A leading factor is body issue, a topic commonly associated with females and not often solved among men. But it is a serious problem for both genders. A counselor at Milwaukee School of Engineering said that he saw through survey an increase over the past ten years of male college students who expressed they were dissatisfied with their bodies. This is correlated with a rising body image for men, who are struggling desperately to keep up with the ever rising crisis of their masculinity. Many, myself once included, sometimes mock men for acting as if their masculinity is so fragile that the slightest act will destroy it, only making the issue worse.

And with the rise of feminism, there was the beginning of the destruction of female body and gender expectations. For example, a woman can shop in the male’s section, and no one bats an eye; but if a man shops in the female section, suddenly he’s a freak. This is because there hasn’t been a major movement yet to succeed in removing the need for masculinity among men, instead rising with more critique of the male figure, wanting defined abs and muscles. This is completely opposite among female body image, which is lowering the need to be skinny or fit to be considered beautiful. When a non-traditionally beautiful girl is with an attractive man, he is suddenly a patron saint. But when an attractive girl is with a non-traditionally beautiful man (or just ugly or fat, as they are so affectionately labeled) she gets told she could “do so much better.”

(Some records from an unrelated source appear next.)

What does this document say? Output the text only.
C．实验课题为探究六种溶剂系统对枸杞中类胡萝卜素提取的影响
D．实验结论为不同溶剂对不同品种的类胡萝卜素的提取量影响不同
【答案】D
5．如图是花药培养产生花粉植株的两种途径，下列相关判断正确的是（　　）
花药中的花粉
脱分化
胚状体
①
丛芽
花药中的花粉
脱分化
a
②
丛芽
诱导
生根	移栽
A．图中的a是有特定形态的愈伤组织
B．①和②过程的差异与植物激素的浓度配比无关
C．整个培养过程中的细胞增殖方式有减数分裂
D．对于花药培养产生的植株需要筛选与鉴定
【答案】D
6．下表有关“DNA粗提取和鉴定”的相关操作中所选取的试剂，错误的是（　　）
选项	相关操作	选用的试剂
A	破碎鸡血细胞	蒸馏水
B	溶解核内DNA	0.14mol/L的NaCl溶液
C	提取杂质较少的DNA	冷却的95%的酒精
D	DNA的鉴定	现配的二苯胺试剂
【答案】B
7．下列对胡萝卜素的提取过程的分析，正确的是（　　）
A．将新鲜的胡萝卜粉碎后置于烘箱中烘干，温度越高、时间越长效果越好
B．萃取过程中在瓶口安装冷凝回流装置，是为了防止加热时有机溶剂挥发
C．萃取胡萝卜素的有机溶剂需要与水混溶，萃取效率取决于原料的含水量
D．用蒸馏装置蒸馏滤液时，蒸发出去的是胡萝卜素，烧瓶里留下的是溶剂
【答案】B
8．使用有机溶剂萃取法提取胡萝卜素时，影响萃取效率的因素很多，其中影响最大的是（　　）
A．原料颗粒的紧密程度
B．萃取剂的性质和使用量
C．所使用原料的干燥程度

But the question that I, as a teen male with body issues propose is where were all my supporters when someone called me fat? Call a girl fat and half the world is down your throat in a matter of minutes. Where were my supporters when I was called ugly? Worthless? Where were my supporters when I alienated myself almost completely from getting any friends in elementary and middle school by gravitating towards more traditionally effeminate things like music and poetry instead of sports? I remember that in third grade I cried because I found out the my parents weren’t just “taking a break” but actually getting full-blown divorced, and being shamed and abused for crying, because guys don’t cry. Never mind that you’re figuring out that your father is going to leave your life nearly completely. If any of these things were applied to a female, the person in question would be hated, labeled a sexist, and shamed. But when it is a man, no one bats an eye?

I have been told before that I was a “faggot” because I didn’t fit the gender roles I was expected to. I have been told I wasn’t “good” or “man” enough to deserve life because I preferred singing to sports. I have hated myself because I didn’t fit my role in life. I have myself, in the past, struggled with suicide and been lucky enough to realize it was not the right decision and to just accept myself. But I weep for those who did not get the attention they needed. I weep for those who watched others stand by as people belittled their worth based on weight. I weep for those who hated themselves so much that they ended their own life. I weep for them because the only reason nothing was done to solve it was because they were a boy. And they should’ve just “manned up.”